December 17: APT shares fall back to their May lows in the last big BNPL selloff of the year. Along with inflation and competition, this time it was a third headwind — regulation — as US regulators flagged plans to increase their scrutiny of BNPL products. The stock trades into Christmas back below $90, still a healthy +10x from its crisis lows but down ~50% from all-time highs.

The rollercoaster

The APT rollercoaster was reflected across the ASX BNPL space, except often with steeper falls.

Its second-largest competitor, Zip Co (ASX:Z1P), is trading at pre-Christmas levels just above $4. It’s fallen by around 70% from its highs above $14 in the halcyon days of February 2021. (Although UBS still values it at $5.20).

There were similar falls for the third-biggest competitor by market cap, Sezzle Inc (ASX:SZL), which at ~$3 has fallen by ~75% from its post-COVID highs when the stock ran from 40c to $11.99 — a gain of almost 3,000%.

Speaking of the halcyon days in February, Malaysia-focused BNPL player IOUPay (ASX:IOU) raised $50m from investors at 50c per share on February 18 to drive growth in the South-East Asian market. While it still has plenty of cash in the bank from that raise, the stock traded into Christmas at just 16c.

Fellow BNPL player Splitit (ASX:SPT) closed at $1.50 on January 27, two days before its shares came out of 24-month escrow following the company’s January 2019 listing. On February 9, founder Alon Feit sold 13.3m shares — $19.5m worth of stock — at $1.47. SPT shares traded into Christmas at… 25c.

‘Come to Jesus’

Heading into the Xmas break, Stockhead covered off on the year that was with pro tech investor Dean Fergie from Cyan Investment Management.

Known in local investment circles as an early spotter of Afterpay, Fergie flagged a notable shift in market sentiment over the last quarter of 2021.

While issues such as competition and regulation are often flagged as headwinds, Fergie said it has more to do with the analysis of company growth rates now the post-COVID volume surge has cooled off.

“My view is that a few months ago, the market basically said that a lot of these companies are still making significant losses. And we’re not going to continue to back them all forever if that’s the case,” Fergie said.

“And the momentum just fell out of the sector. You can’t specifically value a business that doesn’t make money. Then the momentum reverses and that’s why we saw significant falls across the board.”

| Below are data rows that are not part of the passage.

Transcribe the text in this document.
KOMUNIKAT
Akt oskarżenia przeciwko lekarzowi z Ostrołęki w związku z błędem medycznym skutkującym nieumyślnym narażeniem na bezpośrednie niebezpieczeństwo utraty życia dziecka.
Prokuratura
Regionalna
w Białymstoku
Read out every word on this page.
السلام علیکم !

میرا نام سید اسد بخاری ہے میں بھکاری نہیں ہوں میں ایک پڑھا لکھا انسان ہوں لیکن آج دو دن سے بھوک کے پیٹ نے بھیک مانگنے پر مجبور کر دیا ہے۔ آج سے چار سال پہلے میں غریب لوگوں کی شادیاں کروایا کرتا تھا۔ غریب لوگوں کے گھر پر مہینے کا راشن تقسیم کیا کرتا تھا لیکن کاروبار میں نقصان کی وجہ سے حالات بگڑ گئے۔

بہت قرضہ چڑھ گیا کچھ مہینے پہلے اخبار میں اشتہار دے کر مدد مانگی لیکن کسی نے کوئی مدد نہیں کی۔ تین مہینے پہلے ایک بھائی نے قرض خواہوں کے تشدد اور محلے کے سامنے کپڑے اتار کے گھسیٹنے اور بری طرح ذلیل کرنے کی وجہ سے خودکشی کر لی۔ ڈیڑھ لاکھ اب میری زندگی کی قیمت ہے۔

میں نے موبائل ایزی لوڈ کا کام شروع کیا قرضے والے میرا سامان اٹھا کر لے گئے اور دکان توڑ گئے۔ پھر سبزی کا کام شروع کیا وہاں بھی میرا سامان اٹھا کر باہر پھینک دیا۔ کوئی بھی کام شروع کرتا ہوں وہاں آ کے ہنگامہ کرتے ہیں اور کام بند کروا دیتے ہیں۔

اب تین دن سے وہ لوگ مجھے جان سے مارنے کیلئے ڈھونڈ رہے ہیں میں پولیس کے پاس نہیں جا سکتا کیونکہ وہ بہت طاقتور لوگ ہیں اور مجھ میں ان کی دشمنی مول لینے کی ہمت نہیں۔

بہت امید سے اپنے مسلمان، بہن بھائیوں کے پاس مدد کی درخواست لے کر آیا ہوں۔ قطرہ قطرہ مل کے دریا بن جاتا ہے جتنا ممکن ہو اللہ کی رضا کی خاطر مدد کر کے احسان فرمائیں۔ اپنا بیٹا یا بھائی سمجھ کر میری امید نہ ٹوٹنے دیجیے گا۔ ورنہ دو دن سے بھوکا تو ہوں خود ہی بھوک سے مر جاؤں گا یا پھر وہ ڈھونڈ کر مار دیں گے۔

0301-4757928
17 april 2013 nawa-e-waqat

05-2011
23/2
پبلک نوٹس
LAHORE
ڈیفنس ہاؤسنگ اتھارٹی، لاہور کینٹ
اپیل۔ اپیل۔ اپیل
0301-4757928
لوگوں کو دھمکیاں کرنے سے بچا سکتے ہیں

That outlook for earnings growth isn’t just a BNPL problem. Fergie noted that even the biggest tech companies in the world — Apple, Amazon, Tesla et al — have faced some recent wobbles.

“Sooner or later there’s always that ‘come to Jesus’ moment investors say — what are we really prepared to pay for these business?”

“In this bull market, there was that element of ‘I don’t care, they’ll be worth more tomorrow than I’m paying today’. But eventually you’ve got to have a bit of rationality and think there’s an element of that slipping into market,” he said.

Summarising his bearish view, Fergie doesn’t think it’s necessarily a situation where falls of between 50-70% across the sector have given rise to some buying opportunities.

“My feeling is that just because they’ve fallen, it doesn’t mean it can’t happen again. That view of ‘they’ve fallen a long way and I’m not going to sell at these levels’ is a bit naive,” he said.

“In my opinion you’ve got to look at what these companies are valued at, what they’re potentially likely to earn, the headwinds from regulatory and credit risk and make an informed analysis.”

He used the example of Zip Co, which despite its fall is still a $2.5bn company by market cap.

“If you reference that against their customer numbers, my view is that you’re paying a lot per customer for a business at that valuation,” he said.

“Is $4 realistic? Maybe it’s $2, maybe it’s $8, I don’t know. But I think a lot of people are actually sitting down and having a good think about whether they need a chunk of their portfolio in these stocks.

“And the general consensus appears to be — maybe not. Maybe we’ll have a bit of a wait here and assess some of those sector risks.”